En espérant que cela n’apparaisse pas comme un aveu feint ou de circonstance, je dois confesser que le principe de l’euro ne m’a jamais totalement convaincu.

En espérant que cela n’apparaisse pas comme un aveu feint ou de circonstance, je dois confesser que le principe de l’euro ne m’a jamais totalement convaincu. J’aimais bien le système monétaire européen (SME) créé en mars 1979, qui contraignait les monnaies à des convergences relatives assorties de possibilités d’ajustements par les réévaluations/dévaluations.

Le SME prévoyait des marges de fluctuations des devises nationales participantes autour d’un cours pivot de référence, un mécanisme de change qui assure un lien solide entre les monnaies nationales et un système de crédit qui gère la solidarité monétaire des pays.

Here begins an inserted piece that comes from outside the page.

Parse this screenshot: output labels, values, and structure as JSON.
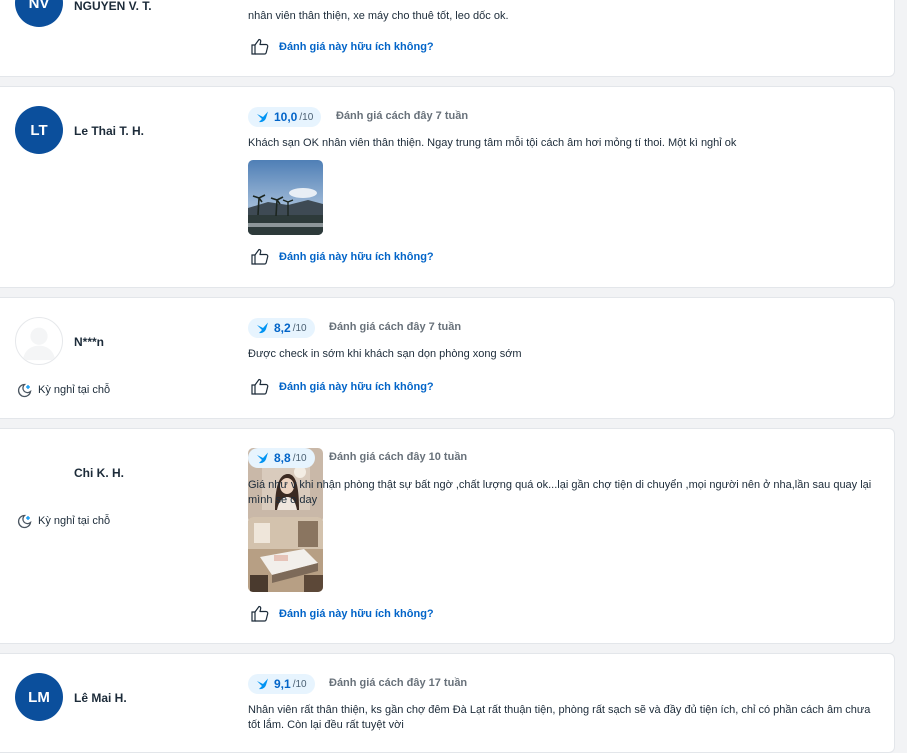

Je crois même qu’une monnaie est un phénomène spontané et que la monnaie ne revêt une fonction socio-étatique qu’au prix de son assentiment culturel. Forger une monnaie unique est donc uniquement un postulat politique. Cette démarche suppose que la mobilité des facteurs de production soit optimalisée afin que la monnaie unique fluidifie les différences économiques entre les pays qui ressortissent à la même zone monétaire.

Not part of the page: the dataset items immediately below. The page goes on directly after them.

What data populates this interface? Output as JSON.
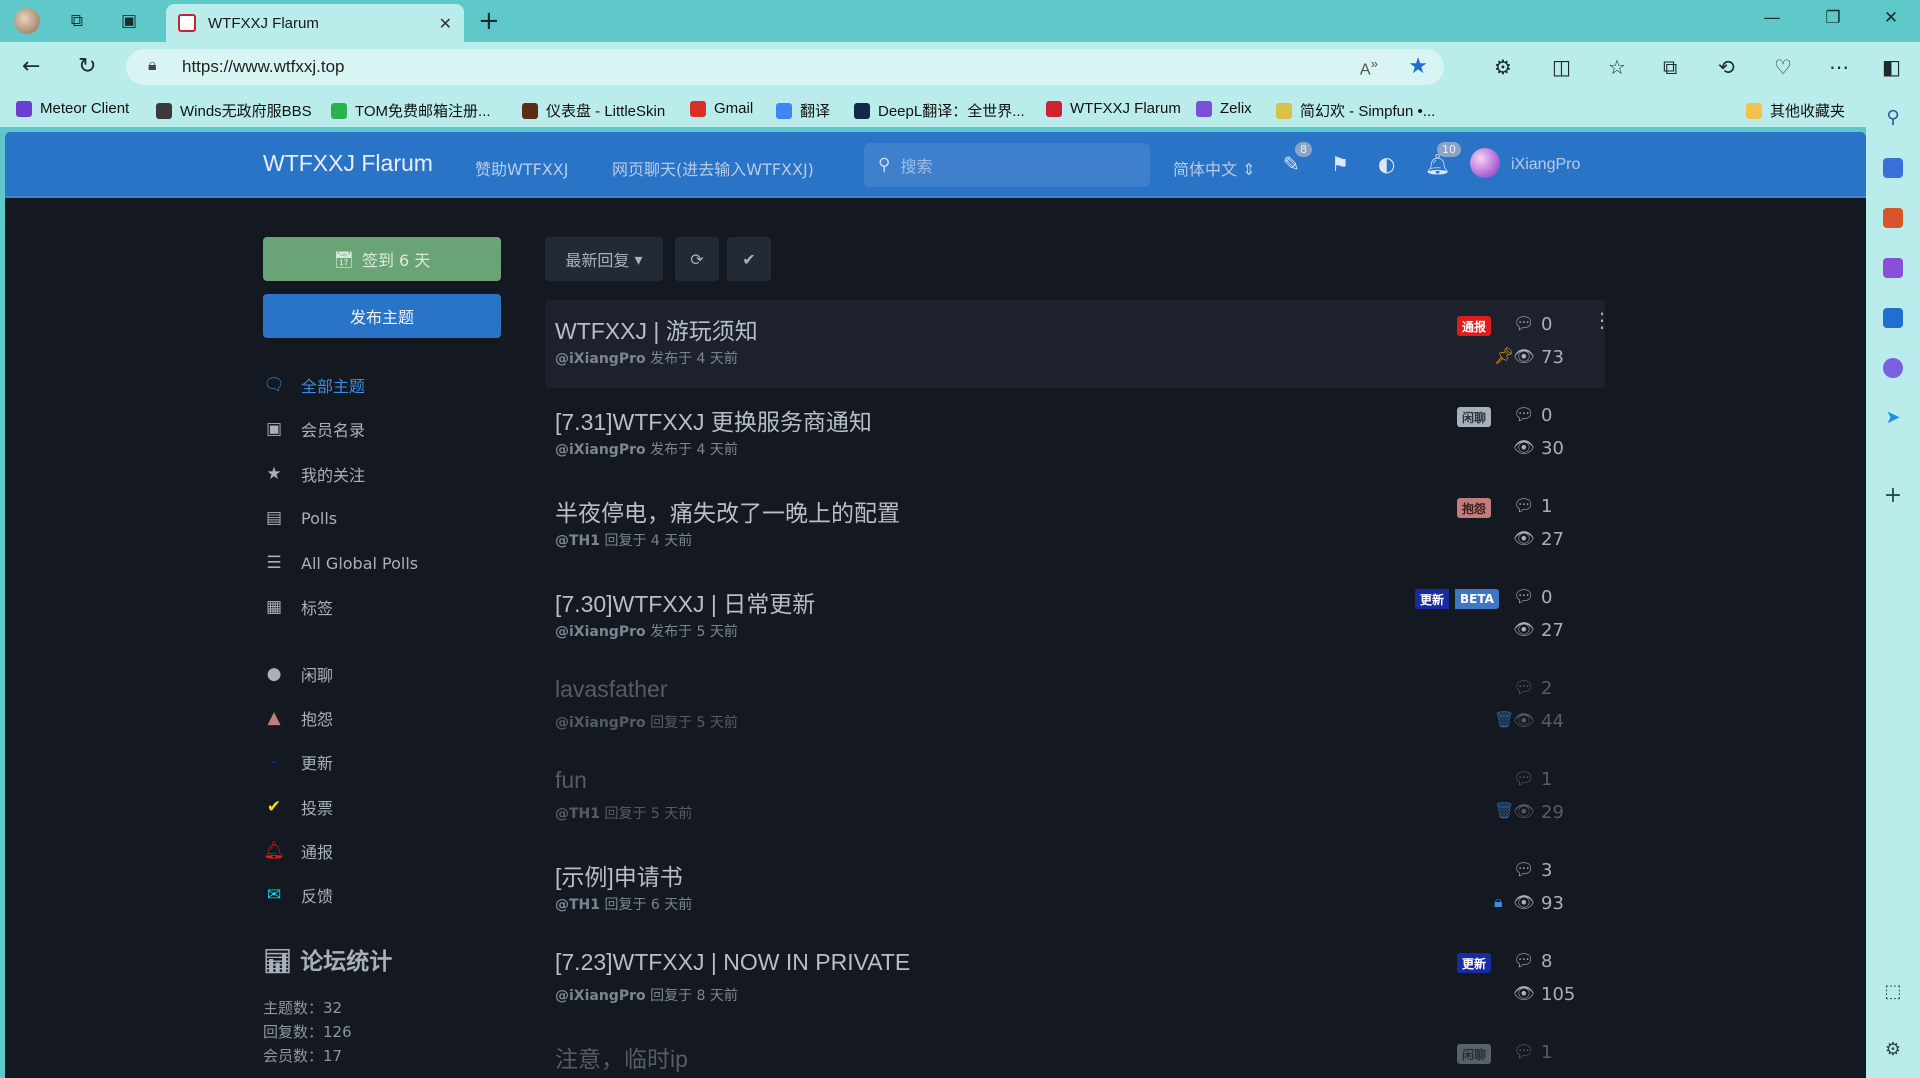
{
  "browser": {
    "tab_title": "WTFXXJ Flarum",
    "url": "https://www.wtfxxj.top",
    "bookmarks": [
      {
        "label": "Meteor Client",
        "color": "#6b3fd1"
      },
      {
        "label": "Winds无政府服BBS",
        "color": "#3a3a3a"
      },
      {
        "label": "TOM免费邮箱注册...",
        "color": "#2bb24c"
      },
      {
        "label": "仪表盘 - LittleSkin",
        "color": "#5a2d14"
      },
      {
        "label": "Gmail",
        "color": "#d93025"
      },
      {
        "label": "翻译",
        "color": "#4285f4"
      },
      {
        "label": "DeepL翻译：全世界...",
        "color": "#0f2b46"
      },
      {
        "label": "WTFXXJ Flarum",
        "color": "#c23"
      },
      {
        "label": "Zelix",
        "color": "#7a4fd8"
      },
      {
        "label": "简幻欢 - Simpfun •...",
        "color": "#d9c24a"
      }
    ],
    "other_bookmarks": "其他收藏夹"
  },
  "header": {
    "brand": "WTFXXJ Flarum",
    "links": [
      "赞助WTFXXJ",
      "网页聊天(进去输入WTFXXJ)"
    ],
    "search_placeholder": "搜索",
    "language": "简体中文",
    "drafts_count": "8",
    "notifications_count": "10",
    "username": "iXiangPro"
  },
  "sidebar": {
    "checkin_label": "签到 6 天",
    "new_discussion_label": "发布主题",
    "nav": [
      {
        "label": "全部主题",
        "icon": "comments-icon",
        "active": true
      },
      {
        "label": "会员名录",
        "icon": "address-book-icon"
      },
      {
        "label": "我的关注",
        "icon": "star-icon"
      },
      {
        "label": "Polls",
        "icon": "poll-icon"
      },
      {
        "label": "All Global Polls",
        "icon": "list-icon"
      },
      {
        "label": "标签",
        "icon": "tags-grid-icon"
      }
    ],
    "tags": [
      {
        "label": "闲聊",
        "icon": "chat-bubble-icon",
        "color": "#a9b0ba"
      },
      {
        "label": "抱怨",
        "icon": "poop-icon",
        "color": "#c27c7c"
      },
      {
        "label": "更新",
        "icon": "dash-icon",
        "color": "#1a2aa0"
      },
      {
        "label": "投票",
        "icon": "check-icon",
        "color": "#f5d90a"
      },
      {
        "label": "通报",
        "icon": "bell-icon",
        "color": "#e01b1b"
      },
      {
        "label": "反馈",
        "icon": "envelope-icon",
        "color": "#13d3e0"
      }
    ],
    "stats_title": "论坛统计",
    "stats": [
      "主题数：32",
      "回复数：126",
      "会员数：17"
    ]
  },
  "toolbar": {
    "sort_label": "最新回复"
  },
  "discussions": [
    {
      "title": "WTFXXJ | 游玩须知",
      "author": "@iXiangPro",
      "action": "发布于 4 天前",
      "tags": [
        {
          "label": "通报",
          "color": "#e01b1b"
        }
      ],
      "replies": "0",
      "views": "73",
      "state_icon": "pin-icon",
      "highlight": true
    },
    {
      "title": "[7.31]WTFXXJ 更换服务商通知",
      "author": "@iXiangPro",
      "action": "发布于 4 天前",
      "tags": [
        {
          "label": "闲聊",
          "color": "#a9b0ba"
        }
      ],
      "replies": "0",
      "views": "30"
    },
    {
      "title": "半夜停电，痛失改了一晚上的配置",
      "author": "@TH1",
      "action": "回复于 4 天前",
      "tags": [
        {
          "label": "抱怨",
          "color": "#c27c7c"
        }
      ],
      "replies": "1",
      "views": "27"
    },
    {
      "title": "[7.30]WTFXXJ | 日常更新",
      "author": "@iXiangPro",
      "action": "发布于 5 天前",
      "tags": [
        {
          "label": "更新",
          "color": "#1a2aa0"
        },
        {
          "label": "BETA",
          "color": "#3e78c4"
        }
      ],
      "replies": "0",
      "views": "27"
    },
    {
      "title": "lavasfather",
      "author": "@iXiangPro",
      "action": "回复于 5 天前",
      "tags": [],
      "replies": "2",
      "views": "44",
      "state_icon": "trash-icon",
      "dim": true
    },
    {
      "title": "fun",
      "author": "@TH1",
      "action": "回复于 5 天前",
      "tags": [],
      "replies": "1",
      "views": "29",
      "state_icon": "trash-icon",
      "dim": true
    },
    {
      "title": "[示例]申请书",
      "author": "@TH1",
      "action": "回复于 6 天前",
      "tags": [],
      "replies": "3",
      "views": "93",
      "state_icon": "lock-icon"
    },
    {
      "title": "[7.23]WTFXXJ | NOW IN PRIVATE",
      "author": "@iXiangPro",
      "action": "回复于 8 天前",
      "tags": [
        {
          "label": "更新",
          "color": "#1a2aa0"
        }
      ],
      "replies": "8",
      "views": "105"
    },
    {
      "title": "注意，临时ip",
      "author": "",
      "action": "",
      "tags": [
        {
          "label": "闲聊",
          "color": "#a9b0ba"
        }
      ],
      "replies": "1",
      "views": "",
      "dim": true
    }
  ]
}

D’ailleurs, on le constate aujourd’hui ; la réalité économique nous replace exactement dans la même logique que celle du SME de 1979 : les écarts entre les taux d’intérêt des obligations souveraines (les spreads) remplacent les marges de fluctuation des cours de change, et les défauts (comme en Grèce) sont des substituts à des dévaluations.

En 1996, j’avais posé la question au ministre des Finances belge de l’époque, Philippe Maystadt de ce qui se passerait si un raz-de-marée (on ne parlait pas des tsunamis à l’époque) détruisait toute l’économie belge. Il me répondit, avec justesse et lucidité, que des prêts multilatéraux seraient mis en oeuvre afin d’assurer une solidarité budgétaire entre les pays et de maintenir la monnaie unique, qui était alors presque sur les fonts baptismaux.

L’arme monétaire et non la solidarité budgétaire

Aujourd’hui, ce n’est pas un raz-de-marée mais un tremblement de terre qui secoue l’Europe. Celui-ci dévoile deux problèmes : certains pays sont fragilisés budgétairement et – c’est le véritable problème – aucun mécanisme de solidarité budgétaire n’a été mis en oeuvre entre les pays. Tout se passe comme si les charnières financières entre les pays grinçaient dans un bruit assourdissant.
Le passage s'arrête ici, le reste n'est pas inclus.